One of the great,forgotten Champions Book called "The Protectors" (or something like that..I forget:) had all the campaign info for one of the very first Champions games by the guys who helped make it. Some great information. Was one the first printed sources I saw that classified types of gamers, with ideas on how to do something for all players.

That was Strike Force by Aaron Allston. Excellent, excellent book.

Here's the excellent, excellent news: Hero System 5th Edition just came out (as you may know), and Aaron Allston is writing Champions, the superhero genre book for the new system.
 

One of the "Genius of D&D" is that if you can't think up a decent plot a lot of players will be happy with just a series of rooms full of monsters and treasure for one night. Player motivation is easy, you kill the monsters you improve your character and you get treasure.

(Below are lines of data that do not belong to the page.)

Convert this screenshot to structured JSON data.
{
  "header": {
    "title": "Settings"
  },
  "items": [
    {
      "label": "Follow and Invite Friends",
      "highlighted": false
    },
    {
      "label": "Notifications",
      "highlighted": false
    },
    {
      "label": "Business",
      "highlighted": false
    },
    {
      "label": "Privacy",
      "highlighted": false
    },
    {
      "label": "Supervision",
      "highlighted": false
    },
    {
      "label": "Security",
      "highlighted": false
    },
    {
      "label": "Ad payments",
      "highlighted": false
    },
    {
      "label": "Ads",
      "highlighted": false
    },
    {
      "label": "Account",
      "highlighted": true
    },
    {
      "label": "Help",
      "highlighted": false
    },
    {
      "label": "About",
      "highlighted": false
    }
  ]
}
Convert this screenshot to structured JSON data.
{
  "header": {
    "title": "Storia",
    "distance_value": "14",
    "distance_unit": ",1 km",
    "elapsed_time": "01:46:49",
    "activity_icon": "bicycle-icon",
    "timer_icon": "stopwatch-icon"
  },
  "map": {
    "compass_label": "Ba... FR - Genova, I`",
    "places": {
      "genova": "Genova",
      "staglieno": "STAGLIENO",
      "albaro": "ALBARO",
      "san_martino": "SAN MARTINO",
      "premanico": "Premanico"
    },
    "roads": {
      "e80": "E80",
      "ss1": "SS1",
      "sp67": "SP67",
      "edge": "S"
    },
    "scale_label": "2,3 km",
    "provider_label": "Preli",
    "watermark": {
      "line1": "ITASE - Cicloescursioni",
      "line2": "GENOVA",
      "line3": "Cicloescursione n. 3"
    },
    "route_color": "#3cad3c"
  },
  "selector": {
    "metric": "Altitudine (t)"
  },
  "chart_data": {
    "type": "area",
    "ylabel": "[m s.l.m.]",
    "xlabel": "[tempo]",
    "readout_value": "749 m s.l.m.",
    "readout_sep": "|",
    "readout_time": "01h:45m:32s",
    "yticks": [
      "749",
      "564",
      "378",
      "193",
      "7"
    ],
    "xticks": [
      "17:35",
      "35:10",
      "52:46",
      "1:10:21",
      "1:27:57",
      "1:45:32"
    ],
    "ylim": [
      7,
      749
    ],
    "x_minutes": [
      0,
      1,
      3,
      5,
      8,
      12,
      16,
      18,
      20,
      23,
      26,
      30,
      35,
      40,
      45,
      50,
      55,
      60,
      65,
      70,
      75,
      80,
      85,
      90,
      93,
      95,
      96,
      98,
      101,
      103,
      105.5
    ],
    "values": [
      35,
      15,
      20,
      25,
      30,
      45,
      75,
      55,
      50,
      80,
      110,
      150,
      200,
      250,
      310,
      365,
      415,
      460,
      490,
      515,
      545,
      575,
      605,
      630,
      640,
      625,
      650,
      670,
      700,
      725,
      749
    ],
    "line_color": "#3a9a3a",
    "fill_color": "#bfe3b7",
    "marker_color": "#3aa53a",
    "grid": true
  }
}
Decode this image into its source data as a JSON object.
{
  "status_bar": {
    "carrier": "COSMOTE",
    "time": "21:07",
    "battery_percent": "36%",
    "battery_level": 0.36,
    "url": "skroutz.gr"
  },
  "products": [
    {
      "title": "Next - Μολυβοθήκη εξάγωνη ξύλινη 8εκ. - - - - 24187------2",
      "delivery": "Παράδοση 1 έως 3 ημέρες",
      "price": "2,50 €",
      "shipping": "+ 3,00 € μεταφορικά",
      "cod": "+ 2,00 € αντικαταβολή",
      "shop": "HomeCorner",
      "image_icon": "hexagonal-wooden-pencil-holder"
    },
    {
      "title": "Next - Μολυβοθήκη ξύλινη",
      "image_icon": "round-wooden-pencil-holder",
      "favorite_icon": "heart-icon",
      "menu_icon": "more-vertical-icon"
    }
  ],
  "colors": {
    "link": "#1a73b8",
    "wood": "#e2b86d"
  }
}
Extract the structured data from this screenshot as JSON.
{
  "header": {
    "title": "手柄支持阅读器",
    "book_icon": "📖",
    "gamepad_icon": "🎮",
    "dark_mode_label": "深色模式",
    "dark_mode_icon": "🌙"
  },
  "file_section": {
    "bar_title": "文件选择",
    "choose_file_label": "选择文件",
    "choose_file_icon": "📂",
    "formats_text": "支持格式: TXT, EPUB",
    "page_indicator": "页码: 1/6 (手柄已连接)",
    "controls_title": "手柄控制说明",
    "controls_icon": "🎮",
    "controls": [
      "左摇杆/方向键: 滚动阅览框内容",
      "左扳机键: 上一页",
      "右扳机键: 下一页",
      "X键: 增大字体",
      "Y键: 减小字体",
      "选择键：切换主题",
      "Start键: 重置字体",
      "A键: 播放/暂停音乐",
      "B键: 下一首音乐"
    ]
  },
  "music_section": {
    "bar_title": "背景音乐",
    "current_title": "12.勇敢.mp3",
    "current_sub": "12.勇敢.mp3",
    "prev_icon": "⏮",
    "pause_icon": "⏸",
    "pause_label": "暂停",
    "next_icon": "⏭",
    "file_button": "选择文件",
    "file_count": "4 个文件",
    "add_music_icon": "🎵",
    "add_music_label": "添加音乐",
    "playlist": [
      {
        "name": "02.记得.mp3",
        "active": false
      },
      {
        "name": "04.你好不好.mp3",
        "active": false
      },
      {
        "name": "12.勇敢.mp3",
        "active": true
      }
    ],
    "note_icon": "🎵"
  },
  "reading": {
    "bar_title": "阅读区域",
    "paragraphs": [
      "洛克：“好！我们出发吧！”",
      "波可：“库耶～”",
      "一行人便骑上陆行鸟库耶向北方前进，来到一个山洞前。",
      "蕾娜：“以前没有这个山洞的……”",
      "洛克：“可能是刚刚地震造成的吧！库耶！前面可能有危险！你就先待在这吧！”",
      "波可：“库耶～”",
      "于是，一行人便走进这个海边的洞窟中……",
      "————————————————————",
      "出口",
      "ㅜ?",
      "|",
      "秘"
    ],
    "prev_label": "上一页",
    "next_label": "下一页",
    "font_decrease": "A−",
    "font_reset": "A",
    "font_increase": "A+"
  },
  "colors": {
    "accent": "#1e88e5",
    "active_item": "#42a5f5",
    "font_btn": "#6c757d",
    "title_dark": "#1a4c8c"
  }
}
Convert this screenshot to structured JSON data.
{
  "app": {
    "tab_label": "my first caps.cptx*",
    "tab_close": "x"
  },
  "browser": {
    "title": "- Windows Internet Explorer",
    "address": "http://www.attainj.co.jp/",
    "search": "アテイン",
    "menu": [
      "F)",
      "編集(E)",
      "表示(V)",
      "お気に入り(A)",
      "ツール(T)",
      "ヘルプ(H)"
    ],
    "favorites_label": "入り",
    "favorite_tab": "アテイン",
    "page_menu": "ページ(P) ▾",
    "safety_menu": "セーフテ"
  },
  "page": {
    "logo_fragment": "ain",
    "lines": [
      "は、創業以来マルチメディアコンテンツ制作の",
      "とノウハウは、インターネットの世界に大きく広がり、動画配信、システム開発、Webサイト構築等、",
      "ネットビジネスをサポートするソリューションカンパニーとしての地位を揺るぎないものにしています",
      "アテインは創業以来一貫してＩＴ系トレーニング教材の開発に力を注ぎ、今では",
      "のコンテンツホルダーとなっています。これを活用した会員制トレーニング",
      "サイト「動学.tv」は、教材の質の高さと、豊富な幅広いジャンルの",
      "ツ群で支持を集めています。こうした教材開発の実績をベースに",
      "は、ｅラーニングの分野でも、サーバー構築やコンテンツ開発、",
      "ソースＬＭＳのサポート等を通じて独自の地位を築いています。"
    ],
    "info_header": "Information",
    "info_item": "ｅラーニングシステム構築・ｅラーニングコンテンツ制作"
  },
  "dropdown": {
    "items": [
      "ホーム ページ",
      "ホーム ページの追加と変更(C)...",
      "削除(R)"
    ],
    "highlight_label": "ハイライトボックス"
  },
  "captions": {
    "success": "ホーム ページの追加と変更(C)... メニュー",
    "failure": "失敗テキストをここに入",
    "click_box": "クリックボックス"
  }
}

I think that's another reason fantasy is such a great genre. It's far enough removed from reality that those scenarios seem to make sense. In a more modern setting (Shadowrun, Cyberpunk, Call of Cthulhu), it's hard to explain four guys stumbling across a fortified position they want to take -- and having it happen week after week too.

I know a lot of people just don't "get" CoC because they can't see what would motivate a character get involved in great personal risk without any reward at the end of it. And there is little to motivate the player since a character is just as likely (or move likey) to die as to be improved by going investigating.

Yeah, you really have to take the adventure to them. This becomes readily apparent if you try to run the standard adventures with the players playing themselves as characters. Spooky mansion? I go home. Why go in? And meta-gaming makes horror very hard to pull off with some players.